Dall’indagine medica è alla fine risultato che tali persone non devono essere considerate e trattate come malati di stomaco o malati di occhi e simili, ma che in esse si deve trattare di un male del sistema nervoso nel suo complesso. L’esame del cervello e dei nervi di tali malati non ha però sinora permesso di trovare un mutamento tangibile, e alcuni tratti del quadro clinico tolgono addirittura l’illusione che un giorno si possano rintracciare, con mezzi d’indagine più sottili, questi mutamenti che sarebbero in grado di spiegare la malattia. A questi stati si è dato il nome di “nervosità” (nevrastenia, isteria) e si sono definiti mali puramente “funzionali” del sistema nervoso. Del resto, anche in molti mali nervosi più persistenti, e in altri che rivelano soltanto sintomi psichici (cosiddette idee ossessive, idee deliranti, follia), l’indagine minuziosa del cervello (dopo la morte del paziente) non ha dato alcun esito. 

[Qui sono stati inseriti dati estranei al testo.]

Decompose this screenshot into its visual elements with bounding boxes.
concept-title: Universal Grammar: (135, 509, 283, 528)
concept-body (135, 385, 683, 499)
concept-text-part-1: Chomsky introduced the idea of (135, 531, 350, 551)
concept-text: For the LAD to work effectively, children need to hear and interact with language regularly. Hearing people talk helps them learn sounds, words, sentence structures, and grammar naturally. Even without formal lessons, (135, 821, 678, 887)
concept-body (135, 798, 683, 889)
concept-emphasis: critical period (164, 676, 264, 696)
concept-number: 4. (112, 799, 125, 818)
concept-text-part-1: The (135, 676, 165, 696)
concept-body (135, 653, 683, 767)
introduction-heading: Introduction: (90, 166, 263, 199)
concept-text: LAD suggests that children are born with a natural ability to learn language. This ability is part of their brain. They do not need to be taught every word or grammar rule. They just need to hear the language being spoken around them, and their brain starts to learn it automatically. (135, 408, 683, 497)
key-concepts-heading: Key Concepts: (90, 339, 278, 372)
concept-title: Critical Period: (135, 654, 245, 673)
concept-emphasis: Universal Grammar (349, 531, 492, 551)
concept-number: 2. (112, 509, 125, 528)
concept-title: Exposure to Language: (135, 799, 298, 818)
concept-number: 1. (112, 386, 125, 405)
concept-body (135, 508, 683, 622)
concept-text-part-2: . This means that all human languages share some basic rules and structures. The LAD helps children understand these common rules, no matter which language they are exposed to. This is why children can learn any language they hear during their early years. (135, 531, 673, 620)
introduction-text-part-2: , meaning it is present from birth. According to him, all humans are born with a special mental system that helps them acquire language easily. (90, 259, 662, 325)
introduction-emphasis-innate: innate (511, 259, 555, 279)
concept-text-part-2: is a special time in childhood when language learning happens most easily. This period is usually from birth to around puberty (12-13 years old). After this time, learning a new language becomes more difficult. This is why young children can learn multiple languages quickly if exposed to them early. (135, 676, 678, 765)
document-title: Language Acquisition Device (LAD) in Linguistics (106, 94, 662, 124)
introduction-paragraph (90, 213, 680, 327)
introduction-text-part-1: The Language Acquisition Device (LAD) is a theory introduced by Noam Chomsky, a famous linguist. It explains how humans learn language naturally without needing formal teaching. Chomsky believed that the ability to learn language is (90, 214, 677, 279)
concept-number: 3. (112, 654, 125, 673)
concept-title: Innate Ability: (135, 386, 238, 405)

I medici si trovarono di fronte al compito di indagare la natura e l’origine delle manifestazioni patologiche di questi nervosi o nevrotici. Si scoprì allora che, per lo meno in una parte di questi malati, i segni del male non provengono se non da un mutato influsso della vita psichica sul corpo, e che dunque la causa prima del disturbo è da ricercarsi nella psiche. Quali siano le cause più lontane del disturbo dal quale è stata colpita la psiche e che ora influisce a sua volta in modo perturbante sul corpo, è un’altra questione e possiamo a ragione tralasciarla in questa sede. Ma la scienza medica aveva qui trovato l’allacciamento che le consentiva di rivolgere tutta la sua attenzione al lato sinora trascurato della relazione reciproca tra corpo e anima. 

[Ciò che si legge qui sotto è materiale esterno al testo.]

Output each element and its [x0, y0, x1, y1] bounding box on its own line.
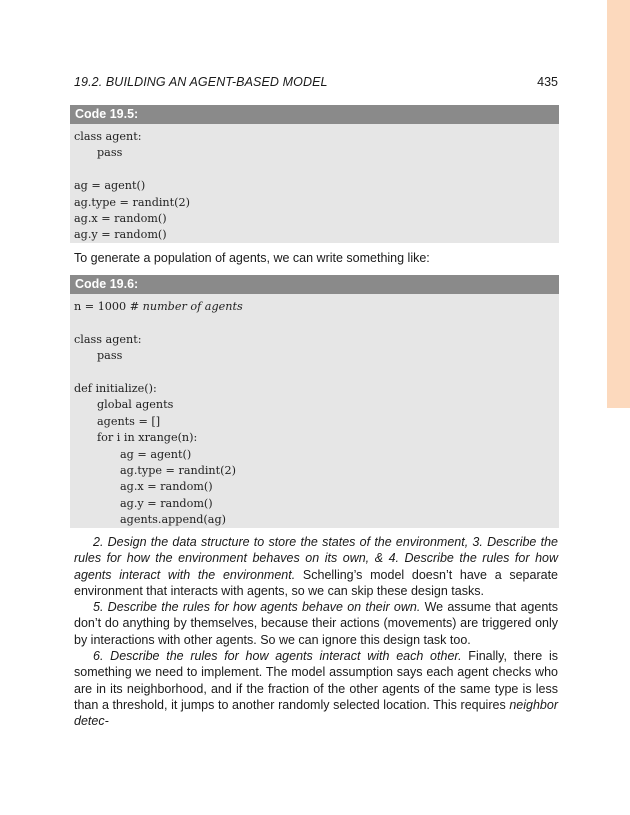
code-line: ag.x = random()	[74, 211, 167, 225]
body-text	[74, 534, 558, 730]
paragraph-lead: 2. Design the data structure to store the states of the environment, 3. Describe the rules for how the environment behaves on its own, & 4. Describe the rules for how agents interact with the environment.	[74, 535, 558, 582]
running-header	[74, 75, 558, 91]
code-line: ag.y = random()	[120, 496, 213, 510]
code-caption: Code 19.5:	[70, 105, 559, 124]
paragraph-lead: 5. Describe the rules for how agents behave on their own.	[93, 600, 421, 615]
paragraph	[74, 534, 558, 599]
code-line: global agents	[97, 398, 174, 412]
code-listing-19-5	[70, 105, 559, 243]
intro-sentence: To generate a population of agents, we can write something like:	[74, 251, 430, 265]
code-comment: # number of agents	[129, 300, 243, 313]
paragraph-text: Schelling’s model doesn’t have a separate environment that interacts with agents, so we can skip these design tasks.	[74, 567, 559, 598]
code-line: ag = agent()	[74, 179, 146, 193]
paragraph-lead: 6. Describe the rules for how agents interact with each other.	[93, 649, 462, 664]
code-line: pass	[97, 349, 123, 363]
code-text: n = 1000	[74, 300, 130, 313]
code-line: ag.y = random()	[74, 228, 167, 242]
side-color-tab	[607, 0, 630, 408]
code-line	[74, 365, 559, 381]
code-line	[74, 162, 559, 178]
code-line: ag = agent()	[120, 447, 192, 461]
code-line: ag.type = randint(2)	[120, 463, 236, 477]
code-line	[74, 299, 559, 315]
code-line: ag.x = random()	[120, 480, 213, 494]
code-line: pass	[97, 146, 123, 160]
code-line: agents = []	[97, 414, 161, 428]
code-line: class agent:	[74, 332, 142, 346]
paragraph-trail: neighbor detec-	[74, 697, 558, 729]
paragraph-text: We assume that agents don’t do anything by themselves, because their actions (movements) are triggered only by interactions with other agents. So we can ignore this design task too.	[74, 600, 558, 647]
code-line: class agent:	[74, 130, 142, 143]
section-title: 19.2. BUILDING AN AGENT-BASED MODEL	[74, 75, 328, 89]
paragraph	[74, 648, 558, 729]
page-number: 435	[537, 75, 558, 89]
code-line: agents.append(ag)	[120, 513, 226, 527]
paragraph-text: Finally, there is something we need to implement. The model assumption says each agent checks who are in its neighborhood, and if the fraction of the other agents of the same type is less than a threshold, it jumps to another randomly selected location. This requires	[74, 649, 558, 712]
code-line: for i in xrange(n):	[97, 431, 198, 445]
code-listing-19-6	[70, 275, 559, 528]
paragraph	[74, 599, 558, 648]
code-line: ag.type = randint(2)	[74, 195, 190, 209]
code-line: def initialize():	[74, 381, 157, 395]
code-caption: Code 19.6:	[70, 275, 559, 294]
code-line	[74, 315, 559, 331]
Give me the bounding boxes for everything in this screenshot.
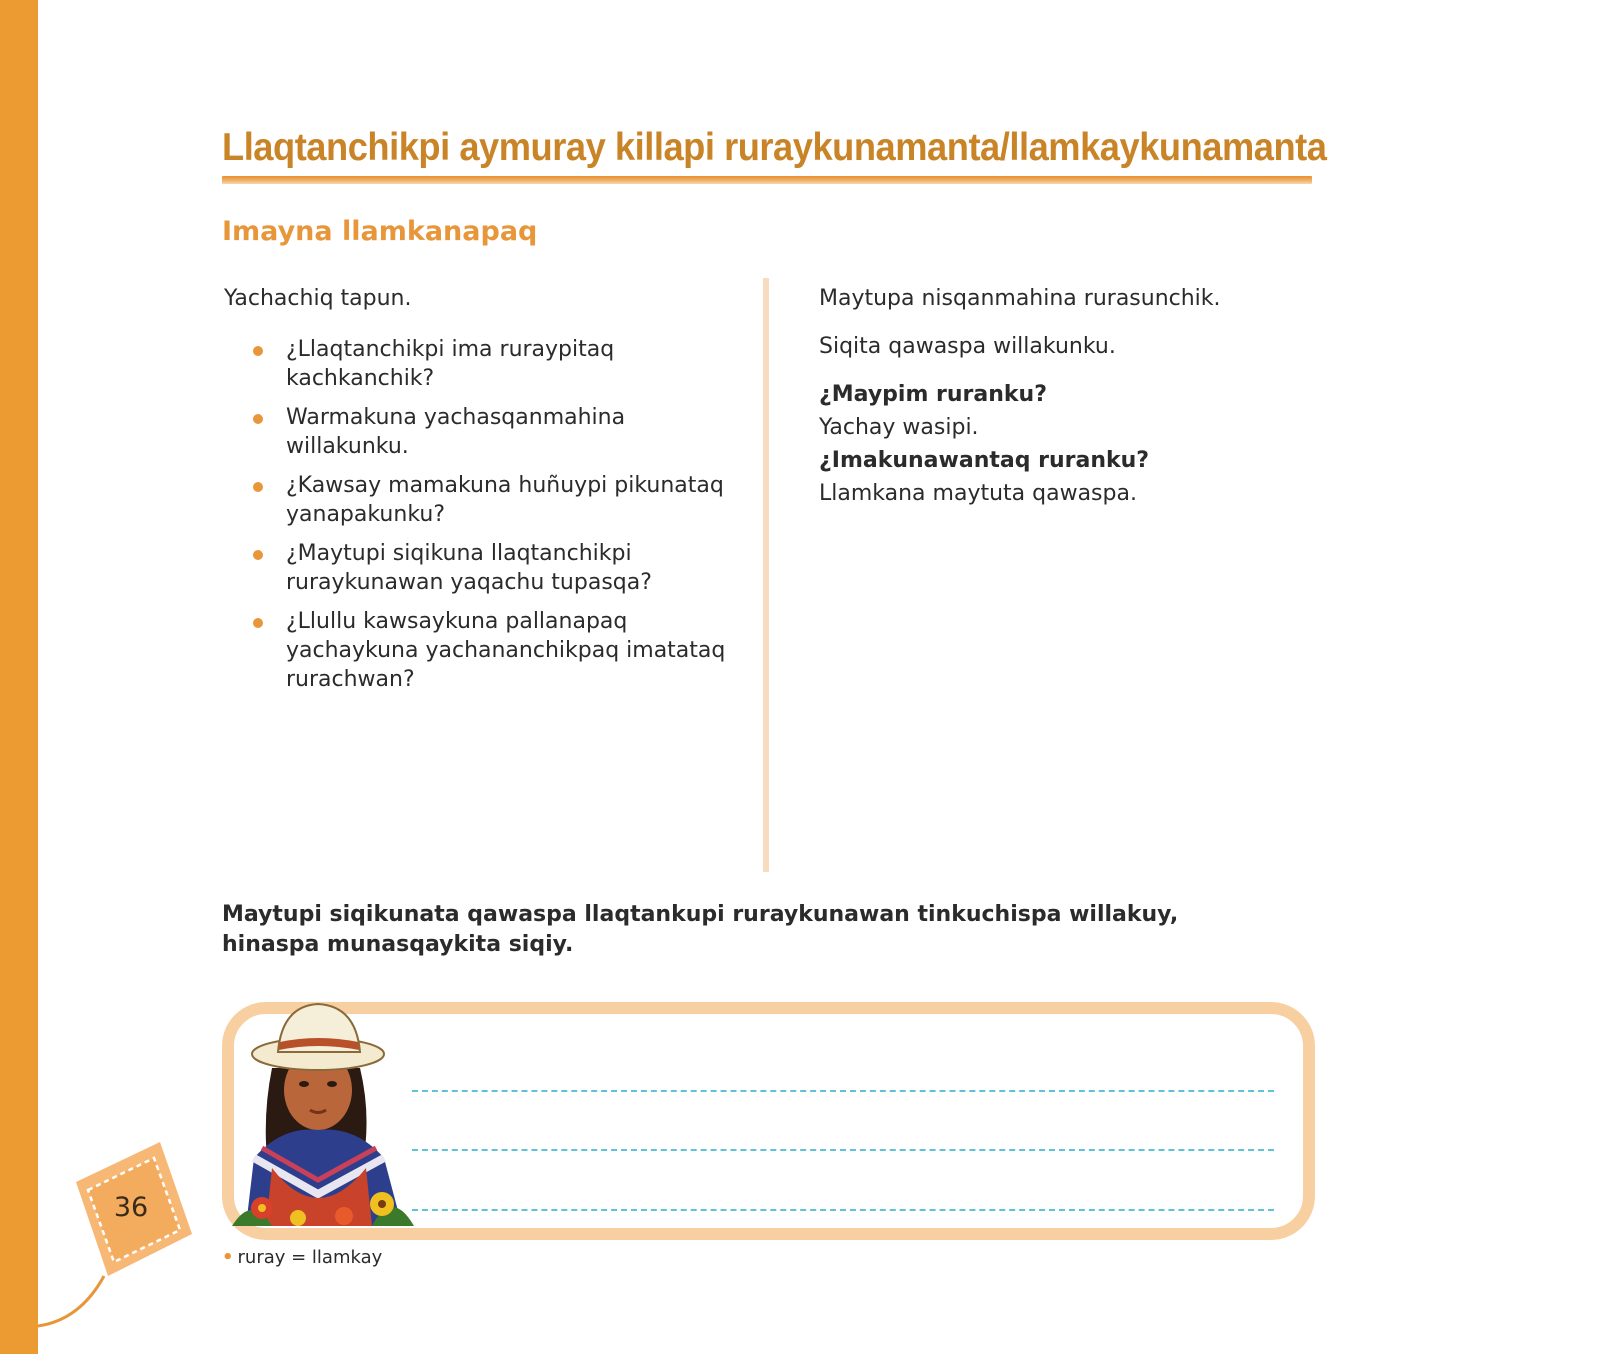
question-text: ¿Llaqtanchikpi ima ruraypitaq kachkanchik? [286, 337, 615, 391]
bullet-icon [253, 482, 263, 492]
intro-text: Yachachiq tapun. [224, 286, 412, 311]
answer-text: Yachay wasipi. [819, 415, 979, 440]
title-underline [222, 176, 1312, 184]
page-title: Llaqtanchikpi aymuray killapi ruraykunamanta/llamkaykunamanta [222, 126, 1327, 169]
list-item [286, 403, 744, 461]
section-subtitle: Imayna llamkanapaq [222, 216, 538, 247]
question-heading: ¿Maypim ruranku? [819, 382, 1047, 407]
right-paragraph: Maytupa nisqanmahina rurasunchik. [819, 286, 1221, 311]
answer-text: Llamkana maytuta qawaspa. [819, 481, 1137, 506]
list-item [286, 539, 744, 597]
writing-line[interactable] [412, 1149, 1274, 1151]
right-paragraph: Siqita qawaspa willakunku. [819, 334, 1116, 359]
bullet-icon [253, 346, 263, 356]
writing-line[interactable] [412, 1209, 1274, 1211]
left-column [224, 284, 744, 704]
question-heading: ¿Imakunawantaq ruranku? [819, 448, 1150, 473]
bullet-icon [253, 618, 263, 628]
question-text: ¿Maytupi siqikuna llaqtanchikpi ruraykunawan yaqachu tupasqa? [286, 541, 652, 595]
question-text: ¿Kawsay mamakuna huñuypi pikunataq yanapakunku? [286, 473, 724, 527]
list-item [286, 335, 744, 393]
andean-girl-illustration [232, 998, 414, 1226]
activity-instruction: Maytupi siqikunata qawaspa llaqtankupi ruraykunawan tinkuchispa willakuy, hinaspa munasqaykita siqiy. [222, 902, 1179, 957]
writing-line[interactable] [412, 1090, 1274, 1092]
footnote [222, 1247, 382, 1268]
right-column [819, 284, 1299, 512]
footnote-text: ruray = llamkay [237, 1247, 383, 1268]
page-number: 36 [113, 1192, 149, 1223]
column-divider [763, 278, 769, 872]
bullet-icon [253, 550, 263, 560]
kite-page-badge-icon [0, 1130, 200, 1354]
question-text: Warmakuna yachasqanmahina willakunku. [286, 405, 626, 459]
list-item [286, 471, 744, 529]
footnote-bullet-icon: • [222, 1247, 234, 1268]
question-text: ¿Llullu kawsaykuna pallanapaq yachaykuna yachananchikpaq imatataq rurachwan? [286, 609, 726, 692]
question-list [224, 335, 744, 694]
bullet-icon [253, 414, 263, 424]
list-item [286, 607, 744, 694]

Soltanto quando si studia il patologico s’impara a conoscere il normale. Sull’influsso che la psiche esercita sul corpo erano note da sempre molte cose che solamente ora acquistavano il giusto rilievo. L’esempio più comune di azione psichica sul corpo, osservabile regolarmente e in ciascuno, è dato dalla cosiddetta “espressione dei moti d’animo”. Pressoché tutti gli stati psichici di un uomo si manifestano nella tensione e nel rilassamento dei muscoli facciali, nell’adattamento degli occhi, nell’affluenza del sangue alla cute, nella sollecitazione imposta all’apparato vocale, e nella posizione delle membra, soprattutto delle mani. Questi mutamenti somatici concomitanti non recano in genere alcun vantaggio alla persona, e spesso anzi ostacolano i suoi intenti, quando vuol celare i propri processi psichici di fronte ad altri; ma essi servono agli altri come sicuri indizi, dai quali si possono dedurre i processi psichici e sui quali si fa affidamento più che sulle espressioni verbali usate nello stesso tempo e intenzionalmente. Se si riesce di sottoporre a un esame più attento una persona durante determinate attività psichiche, si trovano in essa ulteriori conseguenze somatiche di queste attività, nelle modificazioni dell’attività cardiaca, nella variazione della distribuzione sanguigna nell’organismo, e così via.